Theatre J's The Four of Us

The Four of Us, currently playing at Theatre J, tracks the ups and downs of approximately ten years in the friendship of David (Karl Miller) and Ben (Dan Crane). It’s about a bromance, if you will. And any bromance including Karl Miller is one that I will gladly sit for 90 minutes to watch.

Playwright Itamar Moses (who has the coolest name appearing on this blog since Lex Shrapnel) wrote this play from his own life experience. David and Ben meet at a musicians’ camp as teenagers. They become fast friends, and keep in touch despite the distance between them. They both abandon music to become writers, David a playwright, and Ben a novelist. Ben hits it big very young, selling his first novel for an obscene about of money. And Ben has to deal with jealousy and the effect envy and success have on their friendship.

The play will remind you of plays you’ve seen before. I felt strong echoes of Sight Unseen (non-linear structure, focus on where an artist came from and where he goes, loss of innocence), among other works, but Itamar Moses manages to keep the play from ever feeling derivative. The script meanders before settling in for the end, but this is both a strength and a weakness, as it allows you to be surprised along the way.

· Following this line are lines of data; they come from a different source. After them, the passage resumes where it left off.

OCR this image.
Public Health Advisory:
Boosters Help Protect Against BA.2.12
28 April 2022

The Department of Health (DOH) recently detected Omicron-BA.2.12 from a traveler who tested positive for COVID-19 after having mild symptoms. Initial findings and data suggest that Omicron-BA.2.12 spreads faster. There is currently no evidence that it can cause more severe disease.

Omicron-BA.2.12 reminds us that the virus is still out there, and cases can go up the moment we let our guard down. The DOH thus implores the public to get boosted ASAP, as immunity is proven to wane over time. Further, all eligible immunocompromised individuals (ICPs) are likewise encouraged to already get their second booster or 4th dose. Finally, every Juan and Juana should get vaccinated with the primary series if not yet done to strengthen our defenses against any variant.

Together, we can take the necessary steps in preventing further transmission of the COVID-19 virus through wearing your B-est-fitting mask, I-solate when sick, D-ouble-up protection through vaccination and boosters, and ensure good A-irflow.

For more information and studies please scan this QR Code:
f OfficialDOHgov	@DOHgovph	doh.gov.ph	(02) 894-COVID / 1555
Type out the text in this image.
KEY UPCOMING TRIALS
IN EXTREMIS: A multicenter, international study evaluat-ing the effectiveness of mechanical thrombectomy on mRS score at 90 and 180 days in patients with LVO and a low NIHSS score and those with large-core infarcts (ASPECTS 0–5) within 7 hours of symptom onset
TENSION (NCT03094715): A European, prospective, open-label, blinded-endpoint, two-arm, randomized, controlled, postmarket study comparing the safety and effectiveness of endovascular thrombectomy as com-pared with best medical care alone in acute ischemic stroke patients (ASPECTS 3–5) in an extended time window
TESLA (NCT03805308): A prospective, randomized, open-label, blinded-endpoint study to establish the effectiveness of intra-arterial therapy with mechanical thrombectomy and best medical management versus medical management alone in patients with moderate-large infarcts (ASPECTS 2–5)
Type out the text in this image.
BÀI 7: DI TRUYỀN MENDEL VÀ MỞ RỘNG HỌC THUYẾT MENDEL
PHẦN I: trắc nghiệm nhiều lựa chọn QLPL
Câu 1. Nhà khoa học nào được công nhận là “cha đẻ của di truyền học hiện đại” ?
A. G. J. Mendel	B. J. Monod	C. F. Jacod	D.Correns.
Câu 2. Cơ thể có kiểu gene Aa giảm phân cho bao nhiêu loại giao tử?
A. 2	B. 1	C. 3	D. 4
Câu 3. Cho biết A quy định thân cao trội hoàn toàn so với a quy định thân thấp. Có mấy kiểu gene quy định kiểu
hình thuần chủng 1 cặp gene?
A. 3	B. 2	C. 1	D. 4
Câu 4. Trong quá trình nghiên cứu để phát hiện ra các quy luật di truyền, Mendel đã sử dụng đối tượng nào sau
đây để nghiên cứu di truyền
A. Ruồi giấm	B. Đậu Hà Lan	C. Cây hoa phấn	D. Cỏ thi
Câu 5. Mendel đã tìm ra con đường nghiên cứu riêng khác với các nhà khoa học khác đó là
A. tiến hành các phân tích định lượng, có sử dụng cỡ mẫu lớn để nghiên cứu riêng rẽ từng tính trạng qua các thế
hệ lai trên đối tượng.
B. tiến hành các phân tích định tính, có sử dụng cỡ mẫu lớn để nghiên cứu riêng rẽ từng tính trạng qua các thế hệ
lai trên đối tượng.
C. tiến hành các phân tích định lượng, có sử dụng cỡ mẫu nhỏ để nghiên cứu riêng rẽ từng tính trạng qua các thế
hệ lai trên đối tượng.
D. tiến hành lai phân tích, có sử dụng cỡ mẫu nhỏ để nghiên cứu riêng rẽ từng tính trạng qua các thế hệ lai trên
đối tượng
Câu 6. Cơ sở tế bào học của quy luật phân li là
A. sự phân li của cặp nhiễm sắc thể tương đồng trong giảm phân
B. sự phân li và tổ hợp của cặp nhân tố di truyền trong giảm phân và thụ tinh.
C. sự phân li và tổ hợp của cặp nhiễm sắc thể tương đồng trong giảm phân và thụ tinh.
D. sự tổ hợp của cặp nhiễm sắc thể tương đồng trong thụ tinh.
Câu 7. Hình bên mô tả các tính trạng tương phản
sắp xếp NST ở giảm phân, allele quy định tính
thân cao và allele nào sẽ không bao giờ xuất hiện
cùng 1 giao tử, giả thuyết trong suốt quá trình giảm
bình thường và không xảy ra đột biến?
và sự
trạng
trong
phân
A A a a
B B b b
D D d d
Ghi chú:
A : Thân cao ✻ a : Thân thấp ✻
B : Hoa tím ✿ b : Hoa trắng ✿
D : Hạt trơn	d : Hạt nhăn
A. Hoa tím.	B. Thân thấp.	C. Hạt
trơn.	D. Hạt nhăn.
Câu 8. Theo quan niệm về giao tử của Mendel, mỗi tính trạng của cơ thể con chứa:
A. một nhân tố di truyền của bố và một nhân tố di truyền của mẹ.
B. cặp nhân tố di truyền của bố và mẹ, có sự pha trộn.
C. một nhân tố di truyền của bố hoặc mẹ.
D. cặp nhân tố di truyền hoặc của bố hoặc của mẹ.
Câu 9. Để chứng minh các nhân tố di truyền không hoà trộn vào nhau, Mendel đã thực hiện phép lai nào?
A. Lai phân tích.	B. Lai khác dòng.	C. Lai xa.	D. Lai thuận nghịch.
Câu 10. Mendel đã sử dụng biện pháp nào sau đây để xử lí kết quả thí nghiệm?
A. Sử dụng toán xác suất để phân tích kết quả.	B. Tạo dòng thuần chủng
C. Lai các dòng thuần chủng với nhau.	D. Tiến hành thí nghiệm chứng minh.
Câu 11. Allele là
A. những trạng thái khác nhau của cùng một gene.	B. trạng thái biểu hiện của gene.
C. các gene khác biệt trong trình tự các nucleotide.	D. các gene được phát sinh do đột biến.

At first I was worried the play was going to be another treatise on the dangers of success to an artist. Selling out and losing your soul and all that. Fortunately the play moves on and into more interesting territory as it becomes clear that the focus of the play is David and not Ben. The casting of Karl Miller certainly helps this, as he manages to subtly convey all the subtext though his voice and body. At times you feel like you can read the thoughts behind his eyes. So then as the play continues you think, a ha!, it’s not about the danger of success to an artist, no it’s turning that on it’s head, it’s about the danger of failure, the corruption of bitterness. Which would be a fascinating turn, and a play I would like to see, but ultimately The Four of Us veers away from that as well. Then it runs off into meta-theatre world, a dangerous place for anyone who’s not Pirandello, but Moses makes it work, and in clever ways.

But ultimately what this play is about is the friendship. The bromance. The baffling quality of the human condition that allows us to need another person, to be very, very close to that other person, and still feel completely isolated and alone. The playwright makes this clear in the penultimate scene. At intermission I had remarked that I felt it was obvious who the playwright was because as a character you understood David so much more than Ben. Ben didn’t seem completely there; I found him enigmatic. But by the end of the play I had learned that that was the point. We’re not supposed to fully get Ben, because David doesn’t fully get him, because we don’t fully get our own friends. The person you feel closest to in the world can surprise you, can shock you, can change.